The crowd was at the door. I rebooted everything and it connected, but the screens got reversed in processing, so it opened the waves in the wrong window. I rebooted again and it was wrong again! I dragged the window around to be full screen on the projector, but it was blank. However, if I put Gnome into that mode where all the windows are made small so you can look at them and fine the one you want, then you could see the graph. So the whole thing ran in that mode. The rendering was impacted, but the idea got across.
Aftermath
The sponsoring organisation and the gallery were both very happy. It was the most attended performance to date since they got the space. The audience seemed happy and I overheard some positive comment.
I hadn’t slept more than a few hours a night for well over a week as a desperately tried to get this thing to work, so I was quite grumpy afterwards. I went home and slept for like 11 hours. I feel like a new man.
Lessons Learned
I didn’t know the Emotiv wasn’t properly supported because I didn’t properly read the support documents before accepting the gig. If I’d done adequate research before accepting, I would have known that I couldn’t deliver the original plan. Also, I should have noticed that their software store of third party apps has no content. That was a massive warning sign that I missed.

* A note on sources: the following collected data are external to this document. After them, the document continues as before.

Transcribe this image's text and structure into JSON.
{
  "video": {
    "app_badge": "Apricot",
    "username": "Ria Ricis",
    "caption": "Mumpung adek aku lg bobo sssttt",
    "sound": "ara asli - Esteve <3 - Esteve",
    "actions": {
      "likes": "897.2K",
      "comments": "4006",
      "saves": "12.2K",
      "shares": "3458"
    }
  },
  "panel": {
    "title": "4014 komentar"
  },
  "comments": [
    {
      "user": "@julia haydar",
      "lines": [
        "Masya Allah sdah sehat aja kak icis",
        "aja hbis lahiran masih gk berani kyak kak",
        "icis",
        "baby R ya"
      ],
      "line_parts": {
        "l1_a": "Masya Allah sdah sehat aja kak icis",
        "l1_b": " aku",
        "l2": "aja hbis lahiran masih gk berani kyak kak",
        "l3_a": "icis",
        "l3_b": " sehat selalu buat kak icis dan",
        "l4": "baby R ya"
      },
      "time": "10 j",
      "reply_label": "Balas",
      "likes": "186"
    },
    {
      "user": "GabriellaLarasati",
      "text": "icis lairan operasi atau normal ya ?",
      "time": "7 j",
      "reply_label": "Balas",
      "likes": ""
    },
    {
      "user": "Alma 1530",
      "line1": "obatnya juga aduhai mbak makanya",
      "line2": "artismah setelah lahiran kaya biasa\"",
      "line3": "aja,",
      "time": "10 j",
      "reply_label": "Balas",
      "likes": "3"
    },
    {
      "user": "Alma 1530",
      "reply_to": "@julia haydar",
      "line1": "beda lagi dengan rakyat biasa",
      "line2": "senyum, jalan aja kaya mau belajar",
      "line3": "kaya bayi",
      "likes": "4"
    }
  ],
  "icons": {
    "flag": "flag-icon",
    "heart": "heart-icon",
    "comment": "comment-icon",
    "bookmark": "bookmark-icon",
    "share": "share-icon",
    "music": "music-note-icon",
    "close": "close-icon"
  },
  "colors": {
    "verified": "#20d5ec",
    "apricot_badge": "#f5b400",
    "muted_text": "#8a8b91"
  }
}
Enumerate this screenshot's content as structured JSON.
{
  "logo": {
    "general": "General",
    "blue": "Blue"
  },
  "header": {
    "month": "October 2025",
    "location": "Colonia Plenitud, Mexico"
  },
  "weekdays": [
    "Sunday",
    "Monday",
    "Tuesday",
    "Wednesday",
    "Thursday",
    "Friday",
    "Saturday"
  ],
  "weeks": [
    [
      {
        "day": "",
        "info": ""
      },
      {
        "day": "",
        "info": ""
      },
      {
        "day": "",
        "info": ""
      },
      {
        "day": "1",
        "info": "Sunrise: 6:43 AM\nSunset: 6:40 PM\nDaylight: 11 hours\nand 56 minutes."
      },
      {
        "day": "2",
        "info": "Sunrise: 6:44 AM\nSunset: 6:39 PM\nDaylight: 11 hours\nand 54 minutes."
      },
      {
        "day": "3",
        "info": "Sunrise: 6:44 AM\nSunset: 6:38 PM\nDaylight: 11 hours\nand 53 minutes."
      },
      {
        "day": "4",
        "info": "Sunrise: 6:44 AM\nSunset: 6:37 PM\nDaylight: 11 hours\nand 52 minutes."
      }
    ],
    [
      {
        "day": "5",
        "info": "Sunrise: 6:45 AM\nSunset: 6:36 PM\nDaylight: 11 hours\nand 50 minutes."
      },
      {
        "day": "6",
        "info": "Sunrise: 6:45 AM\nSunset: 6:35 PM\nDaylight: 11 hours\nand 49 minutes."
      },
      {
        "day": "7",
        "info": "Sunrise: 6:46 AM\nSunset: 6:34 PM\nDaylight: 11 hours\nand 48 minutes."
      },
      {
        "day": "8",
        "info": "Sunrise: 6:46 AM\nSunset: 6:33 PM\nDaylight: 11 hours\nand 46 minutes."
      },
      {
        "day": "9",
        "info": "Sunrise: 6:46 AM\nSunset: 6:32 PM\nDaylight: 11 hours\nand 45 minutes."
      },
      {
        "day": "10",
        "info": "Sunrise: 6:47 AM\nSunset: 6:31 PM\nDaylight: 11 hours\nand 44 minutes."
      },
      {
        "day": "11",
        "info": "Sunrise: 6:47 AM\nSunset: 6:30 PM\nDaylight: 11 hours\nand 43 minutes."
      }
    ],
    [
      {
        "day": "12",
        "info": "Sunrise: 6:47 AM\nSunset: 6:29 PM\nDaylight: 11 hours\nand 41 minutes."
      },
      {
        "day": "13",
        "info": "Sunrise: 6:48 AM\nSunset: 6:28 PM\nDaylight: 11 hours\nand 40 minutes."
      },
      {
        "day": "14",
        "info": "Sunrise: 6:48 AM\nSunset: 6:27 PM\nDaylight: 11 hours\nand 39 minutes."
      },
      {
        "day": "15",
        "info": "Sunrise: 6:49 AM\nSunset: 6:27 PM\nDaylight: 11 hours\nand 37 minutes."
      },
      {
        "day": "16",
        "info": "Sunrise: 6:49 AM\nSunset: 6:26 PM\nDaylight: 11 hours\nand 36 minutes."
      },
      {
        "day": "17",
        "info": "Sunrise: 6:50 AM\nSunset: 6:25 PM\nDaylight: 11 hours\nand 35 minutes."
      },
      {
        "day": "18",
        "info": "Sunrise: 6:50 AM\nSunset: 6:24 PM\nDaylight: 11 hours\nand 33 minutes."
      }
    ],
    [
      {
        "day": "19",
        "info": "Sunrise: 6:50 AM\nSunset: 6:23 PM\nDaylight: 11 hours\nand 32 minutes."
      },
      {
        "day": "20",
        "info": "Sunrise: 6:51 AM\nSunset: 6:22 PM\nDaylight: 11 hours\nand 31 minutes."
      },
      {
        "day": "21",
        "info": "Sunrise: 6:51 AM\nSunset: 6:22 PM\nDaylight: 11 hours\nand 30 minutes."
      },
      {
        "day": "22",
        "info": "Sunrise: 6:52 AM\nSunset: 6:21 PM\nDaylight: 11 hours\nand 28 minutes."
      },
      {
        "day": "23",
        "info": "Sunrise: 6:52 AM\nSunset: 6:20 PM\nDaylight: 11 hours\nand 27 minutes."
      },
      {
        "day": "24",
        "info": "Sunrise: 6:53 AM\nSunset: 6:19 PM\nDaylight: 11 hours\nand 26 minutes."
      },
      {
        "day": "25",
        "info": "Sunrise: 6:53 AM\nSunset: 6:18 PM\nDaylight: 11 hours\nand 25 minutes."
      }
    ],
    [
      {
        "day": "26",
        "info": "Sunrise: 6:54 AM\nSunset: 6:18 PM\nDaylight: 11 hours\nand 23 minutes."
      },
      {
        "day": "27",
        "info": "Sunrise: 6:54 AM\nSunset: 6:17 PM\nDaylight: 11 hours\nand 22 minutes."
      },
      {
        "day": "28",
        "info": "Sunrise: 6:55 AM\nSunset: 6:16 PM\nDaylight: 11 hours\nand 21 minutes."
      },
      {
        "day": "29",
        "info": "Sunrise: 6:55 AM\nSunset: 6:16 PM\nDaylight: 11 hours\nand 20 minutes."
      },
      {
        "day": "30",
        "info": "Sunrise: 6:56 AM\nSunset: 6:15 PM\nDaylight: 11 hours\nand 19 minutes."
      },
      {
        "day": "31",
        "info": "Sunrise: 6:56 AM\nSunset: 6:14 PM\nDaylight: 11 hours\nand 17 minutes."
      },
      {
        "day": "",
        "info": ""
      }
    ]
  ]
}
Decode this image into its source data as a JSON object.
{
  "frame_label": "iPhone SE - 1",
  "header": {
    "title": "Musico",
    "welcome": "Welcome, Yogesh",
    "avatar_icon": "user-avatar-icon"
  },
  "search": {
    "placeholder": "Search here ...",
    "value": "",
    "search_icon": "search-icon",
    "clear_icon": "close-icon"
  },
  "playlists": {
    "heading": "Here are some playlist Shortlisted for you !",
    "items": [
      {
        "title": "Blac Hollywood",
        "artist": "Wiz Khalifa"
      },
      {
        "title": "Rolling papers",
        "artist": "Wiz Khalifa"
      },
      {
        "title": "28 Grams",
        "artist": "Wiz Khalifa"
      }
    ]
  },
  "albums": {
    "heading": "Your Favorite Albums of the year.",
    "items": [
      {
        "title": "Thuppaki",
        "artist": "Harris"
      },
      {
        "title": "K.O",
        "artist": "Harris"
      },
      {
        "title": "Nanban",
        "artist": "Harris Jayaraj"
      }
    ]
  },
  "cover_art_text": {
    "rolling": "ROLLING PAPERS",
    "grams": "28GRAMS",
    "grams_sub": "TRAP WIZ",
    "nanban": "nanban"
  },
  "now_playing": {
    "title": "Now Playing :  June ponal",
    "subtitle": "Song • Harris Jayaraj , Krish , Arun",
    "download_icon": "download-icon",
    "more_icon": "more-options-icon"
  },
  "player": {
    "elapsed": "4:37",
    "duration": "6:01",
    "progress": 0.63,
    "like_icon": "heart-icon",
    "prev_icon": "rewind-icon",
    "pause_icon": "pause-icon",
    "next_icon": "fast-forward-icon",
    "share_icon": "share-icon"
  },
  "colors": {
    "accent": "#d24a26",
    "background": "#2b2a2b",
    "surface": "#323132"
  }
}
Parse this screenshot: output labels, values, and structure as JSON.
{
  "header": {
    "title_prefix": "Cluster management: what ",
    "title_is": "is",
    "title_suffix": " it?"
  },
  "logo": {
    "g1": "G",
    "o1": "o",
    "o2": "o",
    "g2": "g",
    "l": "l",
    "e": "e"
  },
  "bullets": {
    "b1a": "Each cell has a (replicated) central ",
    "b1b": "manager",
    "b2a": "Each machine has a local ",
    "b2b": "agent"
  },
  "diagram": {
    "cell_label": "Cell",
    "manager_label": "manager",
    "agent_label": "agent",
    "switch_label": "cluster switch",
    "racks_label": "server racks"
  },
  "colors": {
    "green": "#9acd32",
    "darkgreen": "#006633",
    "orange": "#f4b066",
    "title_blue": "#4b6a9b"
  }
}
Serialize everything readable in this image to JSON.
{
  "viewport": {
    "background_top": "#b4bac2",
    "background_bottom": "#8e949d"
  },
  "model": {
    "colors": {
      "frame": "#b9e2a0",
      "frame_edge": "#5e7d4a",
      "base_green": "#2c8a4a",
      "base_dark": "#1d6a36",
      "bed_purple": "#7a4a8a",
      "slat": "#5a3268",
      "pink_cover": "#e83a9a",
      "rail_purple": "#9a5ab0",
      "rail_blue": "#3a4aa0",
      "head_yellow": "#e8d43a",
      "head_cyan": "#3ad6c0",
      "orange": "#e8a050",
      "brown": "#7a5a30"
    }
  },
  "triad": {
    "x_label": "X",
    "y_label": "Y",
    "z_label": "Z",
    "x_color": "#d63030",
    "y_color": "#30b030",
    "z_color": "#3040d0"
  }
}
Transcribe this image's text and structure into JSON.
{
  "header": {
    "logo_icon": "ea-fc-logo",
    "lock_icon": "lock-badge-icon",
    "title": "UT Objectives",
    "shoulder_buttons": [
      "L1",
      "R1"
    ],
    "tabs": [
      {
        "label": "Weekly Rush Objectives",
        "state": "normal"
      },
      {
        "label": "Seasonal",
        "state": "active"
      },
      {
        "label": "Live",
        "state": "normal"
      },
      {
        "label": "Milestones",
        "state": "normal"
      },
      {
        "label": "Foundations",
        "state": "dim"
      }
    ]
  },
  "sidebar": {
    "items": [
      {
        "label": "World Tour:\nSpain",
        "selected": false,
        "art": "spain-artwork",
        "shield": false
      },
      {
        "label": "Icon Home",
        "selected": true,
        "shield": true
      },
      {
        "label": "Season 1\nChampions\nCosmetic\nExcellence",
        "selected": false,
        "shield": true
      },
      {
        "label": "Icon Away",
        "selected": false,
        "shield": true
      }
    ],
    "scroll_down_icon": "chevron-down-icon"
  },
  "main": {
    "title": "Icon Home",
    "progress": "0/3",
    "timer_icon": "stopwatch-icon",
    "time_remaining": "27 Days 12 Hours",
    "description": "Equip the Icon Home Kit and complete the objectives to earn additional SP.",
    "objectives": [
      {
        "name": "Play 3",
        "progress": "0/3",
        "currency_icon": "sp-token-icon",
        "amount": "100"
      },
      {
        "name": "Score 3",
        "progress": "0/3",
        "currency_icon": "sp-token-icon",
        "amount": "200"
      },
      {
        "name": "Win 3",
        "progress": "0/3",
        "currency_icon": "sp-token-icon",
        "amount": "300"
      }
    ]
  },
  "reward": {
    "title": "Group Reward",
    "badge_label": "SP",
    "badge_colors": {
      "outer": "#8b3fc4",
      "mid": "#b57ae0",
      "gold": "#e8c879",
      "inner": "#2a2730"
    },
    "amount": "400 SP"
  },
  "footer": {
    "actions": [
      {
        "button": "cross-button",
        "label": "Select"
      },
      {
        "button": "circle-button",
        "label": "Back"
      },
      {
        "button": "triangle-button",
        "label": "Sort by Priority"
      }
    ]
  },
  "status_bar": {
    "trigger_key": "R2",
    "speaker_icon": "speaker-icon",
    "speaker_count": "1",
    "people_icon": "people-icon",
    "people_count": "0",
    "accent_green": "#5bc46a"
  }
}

I didn’t know the actual Emotiv they got was broken because I always assume every problem is a software problem on my computer. This is often correct, but not always. It should have been a bigger red flag when it wouldn’t work with my android (which also often had software issues). I should have tested it with an iphone immediately straight after it failed to work with my android. I could have known within a few hours that it was fucked, but I carried on trying to figure out python issues.
Ideally, I’d like to get involved in future projects at an earlier stage – like around the time that equipment is being debated and purchased. I understand exactly why curators and artists don’t hire code monkeys until after they’ve got the parts, but knowing more about the plans earlier on could have lead to the purchase of a different item or just using the bitalino from the start.